3.3  Legislação aplicável

Na discussão que precedeu a edição da Diretiva n° 1985/374/CEE, mais que superar as divergências existentes entre os diversos sistemas nacionais de responsabilização do produtor, os juristas chegaram a um consenso de que havia a necessidade de harmonização do direito comunitário nos seguintes pontos: a) estabelecimento de um regime especial de responsabilidade civil para o produtor por danos causados por defeitos de seus produtos; b) que tal regime deveria ser uniforme para todos os membros da Comunidade Européia; e c) que deveriam ser evitados os exageros do sistema norte-americano, no tocante a indenizações elevadas, com o intuito de preservar as empresas[31].

No plano comunitário, o principal diploma legislativo em vigor sobre o tema é a Diretiva n° 1985/374/CEE (relativa à aproximação das disposições legislativas, regulamentares e administrativas dos Estados-membros em matéria de responsabilidade decorrente dos produtos defeituosos), com redação alterada pela Diretiva n° 1999/34/CE. Nos termos da diretiva, a responsabilização direta do produtor está prevista no artigo 1°; a responsabilidade objetiva, no artigo 4°, na medida em que o consumidor não tem necessidade de provar a culpa do produtor; e as excludentes de tal responsabilidade, o artigo 7°[32].

As Diretivas n° 1985/374/CEE e 1999/34/CE foram transpostas para o direito interno português, respectivamente, por força dos Decretos-Lei nº 383/1989 e 131/2001. O primeiro dos dispositivos prevê a responsabilidade direta e subjetiva do produtor no artigo 1° e a exclusão da responsabilidade no artigo 5°[33].

Com especial relevância, também, está a Diretiva n° 1999/44/CE (relativa a certos aspectos da venda de bens de consumo e das garantias a ela relativas), transposta para o direito interno português por força do Decreto-Lei nº 67/2003, com redação alterada pelo Decreto-Lei nº 84/2008. Tal diretiva encontra-se com proposta de revogação pela Proposta de Diretiva n° 2008/0196 (COD) (relativa aos direitos dos consumidores).

Merece nota, no tocante ao conceito de consumidor, a Diretiva n° 2008/48/CEE (relativa a contratos de crédito aos consumidores), transposta para o direito interno português por força do Decreto-Lei nº 133/2009.

No plano interno, em Portugal, a Lei n.º 24/1996 (Lei de Defesa do Consumidor), atualizada até as alterações promovidas pelo Decreto-Lei nº 67/2003, também tem especial relevância.

No Brasil o único diploma legislativo que cuida do tema é o Código de Defesa do Consumidor, introduzido no ordenamento por força da Lei n° 8.078/1990. O código estabelece diferença entre o fato (artigos 12 e 13) e o vício (artigos 18 e 19) do produto[34].


4  RELAÇÃO DE CONSUMO

O regime previsto na legislação do consumidor é muito mais favorável ao comprador que o regime geral civil, com a superação dos princípios da culpabilidade e da relatividade dos contratos.
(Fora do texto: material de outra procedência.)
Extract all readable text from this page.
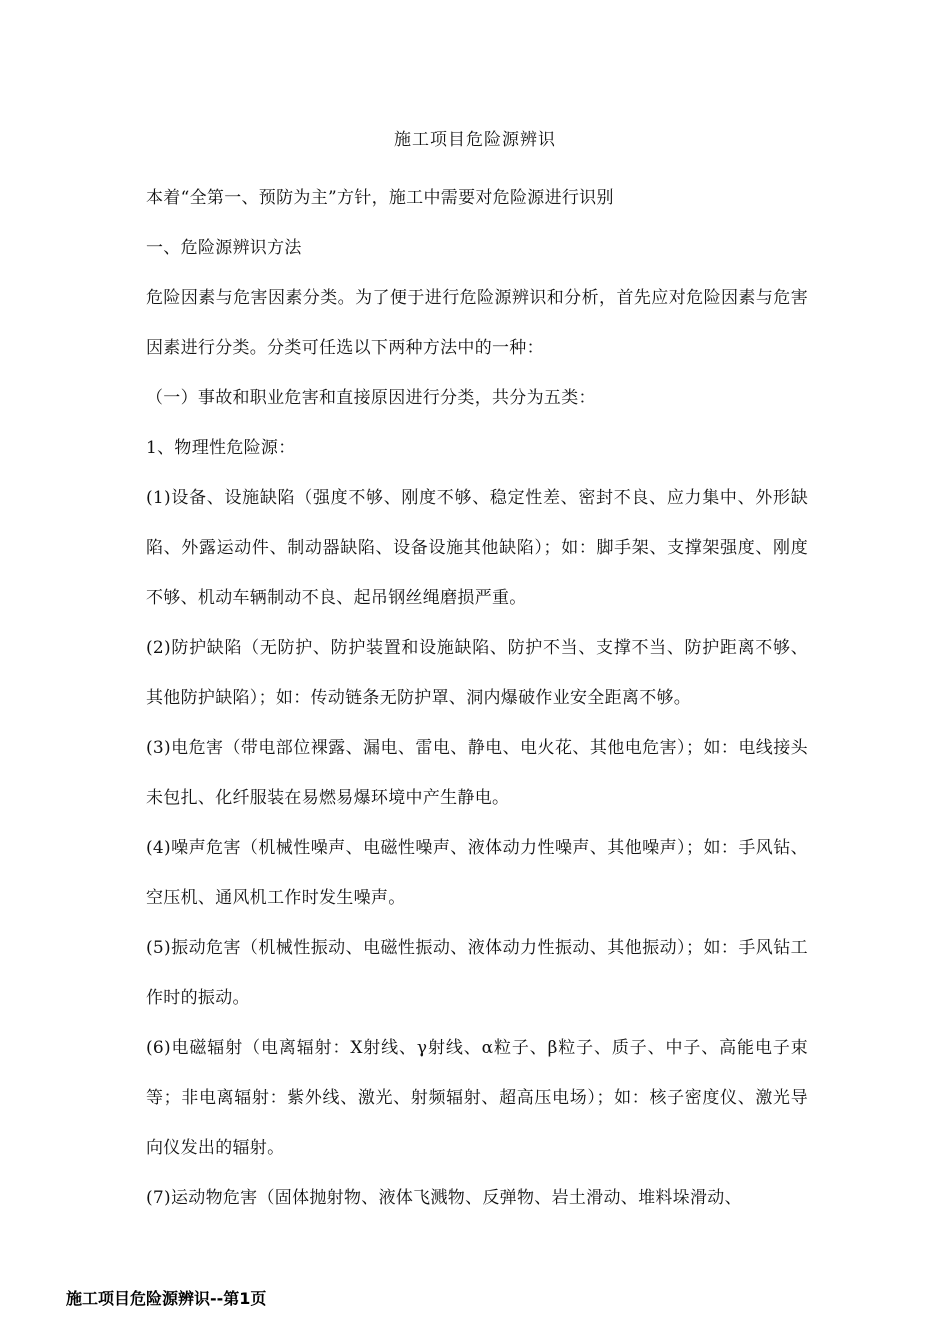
施工项目危险源辨识

本着“全第一、预防为主”方针，施工中需要对危险源进行识别

一、危险源辨识方法

危险因素与危害因素分类。为了便于进行危险源辨识和分析，首先应对危险因素与危害因素进行分类。分类可任选以下两种方法中的一种：

（一）事故和职业危害和直接原因进行分类，共分为五类：

1、物理性危险源：

(1)设备、设施缺陷（强度不够、刚度不够、稳定性差、密封不良、应力集中、外形缺陷、外露运动件、制动器缺陷、设备设施其他缺陷）；如：脚手架、支撑架强度、刚度不够、机动车辆制动不良、起吊钢丝绳磨损严重。

(2)防护缺陷（无防护、防护装置和设施缺陷、防护不当、支撑不当、防护距离不够、其他防护缺陷）；如：传动链条无防护罩、洞内爆破作业安全距离不够。

(3)电危害（带电部位裸露、漏电、雷电、静电、电火花、其他电危害）；如：电线接头未包扎、化纤服装在易燃易爆环境中产生静电。

(4)噪声危害（机械性噪声、电磁性噪声、液体动力性噪声、其他噪声）；如：手风钻、空压机、通风机工作时发生噪声。

(5)振动危害（机械性振动、电磁性振动、液体动力性振动、其他振动）；如：手风钻工作时的振动。

(6)电磁辐射（电离辐射：X射线、γ射线、α粒子、β粒子、质子、中子、高能电子束等；非电离辐射：紫外线、激光、射频辐射、超高压电场）；如：核子密度仪、激光导向仪发出的辐射。

(7)运动物危害（固体抛射物、液体飞溅物、反弹物、岩土滑动、堆料垛滑动、

施工项目危险源辨识--第1页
Faz-se necessário, portanto, estabelecer os limites da relação de consumo.

4.1  Definições

Consumo pode ser conceituado como a utilização de um bem ocasionando sua retirada da cadeia produtiva. Pode ser produtivo, quando utilizado por uma empresa para criação de outros bens ou serviços, ou privado, nas demais hipóteses[35].

Relação de consumo é uma “relação jurídico-obrigacional que liga um consumidor a um fornecedor, tendo como objeto o fornecimento de um produto ou da prestação de um serviço”[36].

4.2  Sujeitos da relação

Para entender o que é relação de consumo, é fundamental conceituar seus integrantes.

4.2.1  Produtor

Um conceito amplo de produtor foi adotado pela Diretiva n° 1985/374/CEE[37]. Diferente conceito foi dado pela Diretiva n° 1999/44/CE, que conceituou genericamente o vendedor e o produtor[38].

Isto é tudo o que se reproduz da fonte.